On Wednesday, September 27 at 6:30 PM, the City of Providence will hold an open house at the Rochambeau Fire Station, 280 Rochambeau Avenue, to receive input and discuss potential reuse options for the property.
The meeting is open to the public. Attendees are encouraged to take a tour of the building and offer their ideas, both verbally and in writing. Planning staff will be on hand to facilitate discussion and record input.
The firehouse, which opened in 1929 and housed its last shift this January, is a historic, 2-story, brick, landmarked structure, designed in a Tudoresque style. The property is zoned single-family residential (R 1), and is located just a block east of the Hope Street business district. A two-family residential zone (R 2) is located south of the station.
For more information about the open house please contact David Everett, Principal Planner at the Department of Planning and Development via email at email@example.com or via phone at (401) 680-8520.
The City of Providence closed two fire stations and three companies in January, 2017. There was no public outcry, no candlelight vigils, no “Save our Station” protests, just firefighters leaving their station for the last time and locking the door behind them. Those firefighters started their new assignments; different station, different truck, different life.
In a different time, and a different world closing one fire station was absolutely unacceptable. The union would rally the troops, pamphlets would be distributed, neighborhood groups would convene, city leaders would be lobbied and the station would be saved.
For seventeen months the firefighters in Providence have worked a schedule like no other, two 10 hour days, two fourteen hour nights, two days off then do it all over again, week after week, month after month. Mandatory overtime due to staff shortages resulted in one day off a week, after 70 plus hours on duty.
This is Providence, the capitol city of Rhode Island.

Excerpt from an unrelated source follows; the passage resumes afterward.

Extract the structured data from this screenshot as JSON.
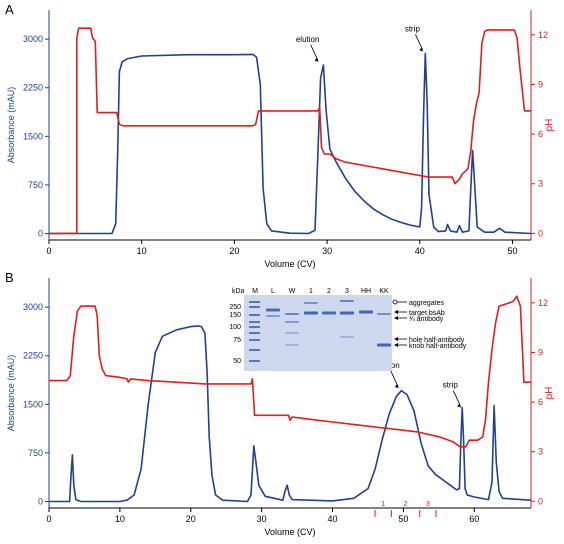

The “slow” fire companies respond to thousands of calls annually, the busy ones approaching 5000. Fires are a daily occurrence, most don’t make the news because the firefighters are excellent at what they do and put them out before they become newsworthy. EMS crews run non-stop, many of the personnel working 80 plus hour weeks.
But all of that is over now. Mayor Jorge Elorza and Commissioner of Public Safety Stephen Pare orchestrated a campaign to destroy the morale of the firefighters, exhaust them, weaken the union, close companies and stations and save money. By utilizing their management rights in regard to scheduling they eliminated one of four working groups, drastically increased the hours worked by front line firefighters, refuse to fill vacant management positions with experienced fire officers and completely ignore the extremely busy EMS division.
The public remained silent.
There is no fire chief. There is no administration. There is no leadership. All qualified candidates have been silenced. Retired State Police administrators fill the offices once occupied by seasoned firefighters who climbed the ranks the old-fashioned way; one rung at a time. There is no firefighting experience in the front office. There is no vision, no pride, no tradition, nothing but empty shells playing with people as if they were nothing more than chess pieces being moved by people who do not understand the game.
Congratulations, Providence, your apathy has saved you some money.
We’ll be hearing from you soon enough.